Include (in a clean table):

• Patient-contacting materials and configurations (including coatings and adhesives)

• Contact type and duration categorization

• Endpoints addressed and why

• Test method, acceptance criteria justification, results summary

• Appendices with complete reports

Important nuance: If your device does not have blood contact, do not imply hemocompatibility is required by default. Tie endpoints to the exposure scenario and risk assessment.

If you include chemical characterization:

Phrase it correctly: FDA may expect chemical characterization, often aligned with ISO 10993-18, especially for novel materials or long-term exposure, and you should explain why it is necessary and how it supports the toxicological risk assessment.

The Fastest Path to Market

Frequently Asked Questions: FDA Additional Information (AI) Requests

1) How long do I have to respond to an FDA Additional Information request?

FDA must receive a complete response within 180 calendar days of the AI Request date. FDA states no extensions beyond 180 days are granted. 

2) Can I request an extension on the AI response deadline?

No. FDA states it must receive a complete response within 180 calendar days and no extensions beyond 180 days are granted. 

3) What happens if I miss the 180-day deadline?

FDA considers the 510(k) withdrawn and deleted from its review system. To pursue clearance, you must submit a new 510(k). 

4) Do I need to pay a new user fee if my submission is withdrawn?

A new 510(k) submission generally requires a new user fee. FDA’s FY2026 510(k) user fee is $26,067 (standard) and $6,517 (small business), and fees change each fiscal year. 

5) Can I change my predicate device in my AI response?
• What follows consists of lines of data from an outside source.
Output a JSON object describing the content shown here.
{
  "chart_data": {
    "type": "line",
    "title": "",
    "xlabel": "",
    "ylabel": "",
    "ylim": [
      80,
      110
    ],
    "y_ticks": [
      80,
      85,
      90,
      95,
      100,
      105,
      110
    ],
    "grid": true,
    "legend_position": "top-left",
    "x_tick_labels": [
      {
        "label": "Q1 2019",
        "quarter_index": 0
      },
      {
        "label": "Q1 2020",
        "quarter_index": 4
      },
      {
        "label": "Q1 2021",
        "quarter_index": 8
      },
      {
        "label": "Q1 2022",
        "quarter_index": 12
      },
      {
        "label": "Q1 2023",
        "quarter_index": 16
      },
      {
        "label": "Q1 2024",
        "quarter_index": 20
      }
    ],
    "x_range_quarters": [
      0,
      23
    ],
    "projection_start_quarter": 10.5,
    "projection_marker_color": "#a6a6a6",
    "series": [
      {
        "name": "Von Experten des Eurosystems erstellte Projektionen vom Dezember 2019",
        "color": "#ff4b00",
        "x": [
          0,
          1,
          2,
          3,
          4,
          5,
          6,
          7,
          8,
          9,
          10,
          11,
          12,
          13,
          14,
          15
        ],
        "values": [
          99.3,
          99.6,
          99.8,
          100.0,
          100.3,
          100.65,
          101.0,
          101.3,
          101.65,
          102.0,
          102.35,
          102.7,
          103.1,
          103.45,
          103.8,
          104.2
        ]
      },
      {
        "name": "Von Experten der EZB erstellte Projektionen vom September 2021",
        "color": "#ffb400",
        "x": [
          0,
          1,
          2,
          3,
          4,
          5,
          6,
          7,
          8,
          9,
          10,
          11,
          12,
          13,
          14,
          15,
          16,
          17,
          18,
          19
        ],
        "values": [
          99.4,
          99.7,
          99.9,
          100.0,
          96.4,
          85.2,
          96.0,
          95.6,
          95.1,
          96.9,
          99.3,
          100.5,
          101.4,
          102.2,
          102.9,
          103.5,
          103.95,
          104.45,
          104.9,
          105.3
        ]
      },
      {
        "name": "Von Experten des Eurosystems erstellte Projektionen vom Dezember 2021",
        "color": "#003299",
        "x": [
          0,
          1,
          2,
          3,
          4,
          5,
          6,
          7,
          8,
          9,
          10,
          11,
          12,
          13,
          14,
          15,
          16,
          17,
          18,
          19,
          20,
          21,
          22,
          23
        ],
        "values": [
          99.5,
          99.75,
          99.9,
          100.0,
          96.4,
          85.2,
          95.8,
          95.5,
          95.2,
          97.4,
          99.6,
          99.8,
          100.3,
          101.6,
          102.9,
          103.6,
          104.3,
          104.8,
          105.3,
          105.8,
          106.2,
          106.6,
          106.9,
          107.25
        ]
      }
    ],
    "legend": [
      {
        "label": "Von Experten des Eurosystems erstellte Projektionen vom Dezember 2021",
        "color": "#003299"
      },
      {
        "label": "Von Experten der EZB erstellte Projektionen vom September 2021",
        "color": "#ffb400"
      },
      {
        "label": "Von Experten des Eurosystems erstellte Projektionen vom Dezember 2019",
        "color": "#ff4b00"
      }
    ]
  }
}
It’s possible, but it’s high-risk. If you switch predicates, explain why the original predicate is no longer appropriate and provide a complete substantial equivalence rationale for the new predicate. Expect additional FDA scrutiny.

6) Should I provide more than FDA asked for?

Answer every question completely, but avoid introducing unrelated new claims or issues. Include supporting evidence that directly resolves the reviewer’s concern, without expanding scope unnecessarily.

7) Can AI tools write my entire AI response letter?

AI tools like Complizen can help draft and organize. FDA cares about accuracy and completeness, not how the response was produced. 

8) Can I voluntarily withdraw my 510(k) after receiving an AI request?

Yes. Some teams withdraw strategically if the AI request reveals major gaps that cannot be resolved within the 180-day window, then resubmit later with stronger evidence.